CAMBIO DE CICLO
Los cambios de ciclo nos ponen ante el abismo, la transformación de los hijos es una metáfora
El diálogo con su maleta de color rosa comenzó dos días antes de su viaje en autobús hasta Cazorla. La abrió de par en par para discutirle a solas el equipaje. Algunos shorts regresaron al armario tras consultar el pronóstico del tiempo. Fue incorporando las mallas y los vaqueros en un esfuerzo por añadir seriedad ante los rigores de la sierra. Añadió cuatro pares de zapatillas para la diversidad térmica que creyó entender en el pronóstico y un protector solar para el augurio de algunos rayos de sol, que permitirían el chapuzón alocado y sonoro de toda la clase, debió pensar. Esta imagen había colonizado su mente mucho antes de llegar, un recuerdo adelantado, imaginado en los ratos de recreo y en las conversaciones silbantes y rápidas a la salida del colegio, vividas con la intensidad de una experiencia de desunión: fin de una etapa educativa.
Muchas de las mejores cosas aprendidas viajan estos días hasta Cazorla, algunos de los lazos de amistad más duraderos que encontrarán en sus vidas han subido al autobús.

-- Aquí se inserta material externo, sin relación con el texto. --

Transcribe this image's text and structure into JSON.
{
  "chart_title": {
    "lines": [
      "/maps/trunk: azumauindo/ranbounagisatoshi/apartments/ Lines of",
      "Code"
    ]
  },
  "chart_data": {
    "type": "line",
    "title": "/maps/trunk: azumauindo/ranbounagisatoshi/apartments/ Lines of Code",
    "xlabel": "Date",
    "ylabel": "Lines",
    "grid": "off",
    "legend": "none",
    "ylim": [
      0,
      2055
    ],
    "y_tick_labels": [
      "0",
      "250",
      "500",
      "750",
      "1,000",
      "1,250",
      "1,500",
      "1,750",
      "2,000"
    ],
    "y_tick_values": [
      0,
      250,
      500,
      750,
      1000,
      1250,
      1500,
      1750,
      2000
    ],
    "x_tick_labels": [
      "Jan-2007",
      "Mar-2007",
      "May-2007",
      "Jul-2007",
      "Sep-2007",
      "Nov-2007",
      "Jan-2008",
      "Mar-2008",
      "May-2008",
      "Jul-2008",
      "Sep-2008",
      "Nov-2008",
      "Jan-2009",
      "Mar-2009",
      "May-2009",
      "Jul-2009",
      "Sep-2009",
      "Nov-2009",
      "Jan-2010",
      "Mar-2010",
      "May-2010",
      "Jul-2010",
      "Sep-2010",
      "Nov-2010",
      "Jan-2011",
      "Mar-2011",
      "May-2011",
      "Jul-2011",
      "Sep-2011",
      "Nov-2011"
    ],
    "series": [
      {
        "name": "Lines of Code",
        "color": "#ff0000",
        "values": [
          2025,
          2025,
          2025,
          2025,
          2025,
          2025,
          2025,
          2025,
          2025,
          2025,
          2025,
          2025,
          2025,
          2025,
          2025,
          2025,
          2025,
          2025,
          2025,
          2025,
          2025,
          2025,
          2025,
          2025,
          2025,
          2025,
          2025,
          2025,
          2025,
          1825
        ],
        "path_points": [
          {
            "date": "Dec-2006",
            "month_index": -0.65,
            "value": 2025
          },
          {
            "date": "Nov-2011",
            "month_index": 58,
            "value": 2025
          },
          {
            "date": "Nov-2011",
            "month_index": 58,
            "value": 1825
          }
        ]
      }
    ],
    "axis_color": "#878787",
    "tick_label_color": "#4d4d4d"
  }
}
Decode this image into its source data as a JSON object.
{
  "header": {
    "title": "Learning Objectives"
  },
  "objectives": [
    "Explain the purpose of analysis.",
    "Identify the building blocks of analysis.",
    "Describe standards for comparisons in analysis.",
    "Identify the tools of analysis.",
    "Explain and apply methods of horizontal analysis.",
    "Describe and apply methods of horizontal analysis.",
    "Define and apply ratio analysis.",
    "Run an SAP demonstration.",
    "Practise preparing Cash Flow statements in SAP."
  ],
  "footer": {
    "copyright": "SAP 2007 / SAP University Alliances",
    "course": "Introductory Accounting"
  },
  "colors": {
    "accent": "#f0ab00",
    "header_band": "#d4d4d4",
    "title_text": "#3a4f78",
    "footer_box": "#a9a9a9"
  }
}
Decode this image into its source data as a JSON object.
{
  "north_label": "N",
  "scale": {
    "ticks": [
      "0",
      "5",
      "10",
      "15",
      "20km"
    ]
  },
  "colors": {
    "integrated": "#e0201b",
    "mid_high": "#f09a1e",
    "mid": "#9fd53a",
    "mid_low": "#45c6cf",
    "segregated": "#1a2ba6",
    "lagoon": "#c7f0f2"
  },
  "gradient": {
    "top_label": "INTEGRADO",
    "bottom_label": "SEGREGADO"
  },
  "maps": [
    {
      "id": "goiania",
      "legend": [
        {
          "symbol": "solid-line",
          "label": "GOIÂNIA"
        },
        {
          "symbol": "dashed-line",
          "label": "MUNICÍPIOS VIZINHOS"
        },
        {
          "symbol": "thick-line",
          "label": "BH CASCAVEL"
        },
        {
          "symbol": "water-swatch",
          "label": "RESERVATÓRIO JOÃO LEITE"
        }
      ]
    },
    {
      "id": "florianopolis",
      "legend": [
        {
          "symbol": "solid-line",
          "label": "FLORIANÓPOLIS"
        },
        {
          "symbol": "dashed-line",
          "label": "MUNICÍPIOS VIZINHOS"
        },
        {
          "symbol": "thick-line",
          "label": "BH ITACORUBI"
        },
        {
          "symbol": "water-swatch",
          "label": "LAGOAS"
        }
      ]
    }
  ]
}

La inconsciencia y la alegría actúan como antídoto para una nostalgia anticipada. Es bueno con pocos años desconocer cómo los cambios aligeran más tarde los recuerdos y servirán para extender sus vidas más allá de la superficie cuadrada de sus aulas, a las que hasta ahora se aferran ante el asombro que les produce el paso incontenible del tiempo, transformador de cuerpecitos breves en descubrimiento anatómico diario.
La clase será siempre paredes sin fecha de caducidad. El latigazo de aquel olor a goma de borrar terminará en cualquier recodo de sus mentes por muchos años, hasta reconocerse en la infancia de otros seres, posiblemente sus propios hijos. Es el ciclo sin fin que nos maravilla. La maleta de color regresará a casa y un buen día saltará a otro destino, ahora imprevisible. Entretanto habrá que moldear un equipaje dispuesto a afrontar tormentas y vientos desabridos, enconados en las dificultades que la vida propone resolver.
Los cambios de ciclo nos ponen a todos ante el abismo, la transformación de los hijos es una metáfora de nuestra incomprensión del tiempo. Nuestra perplejidad trabaja por ocultar la necesidad de cambio que implica existir, preferimos pivotar entorno a las mismas cosas para que nada cambie y acallar así nuestras aspiraciones, o detenerlas en el dique de un equipaje monótono y gris, con nubes y claros, que nos vuelve inseguros ante el catarro ocasional.
Sabemos que todo cambia y tiene fin, todo va y todo viene, en una órbita descrita con anterioridad. Los límites de ese universo adolescente nos visitan también a los mayores, cuando las etapas tocan su fin y nos bajamos del barco con un soplo de brisa fresca que nos confía otro horizonte. Es ese el instante glorioso en que aprendemos a saludar el cambio como único combustible de vidas perplejas y plenas.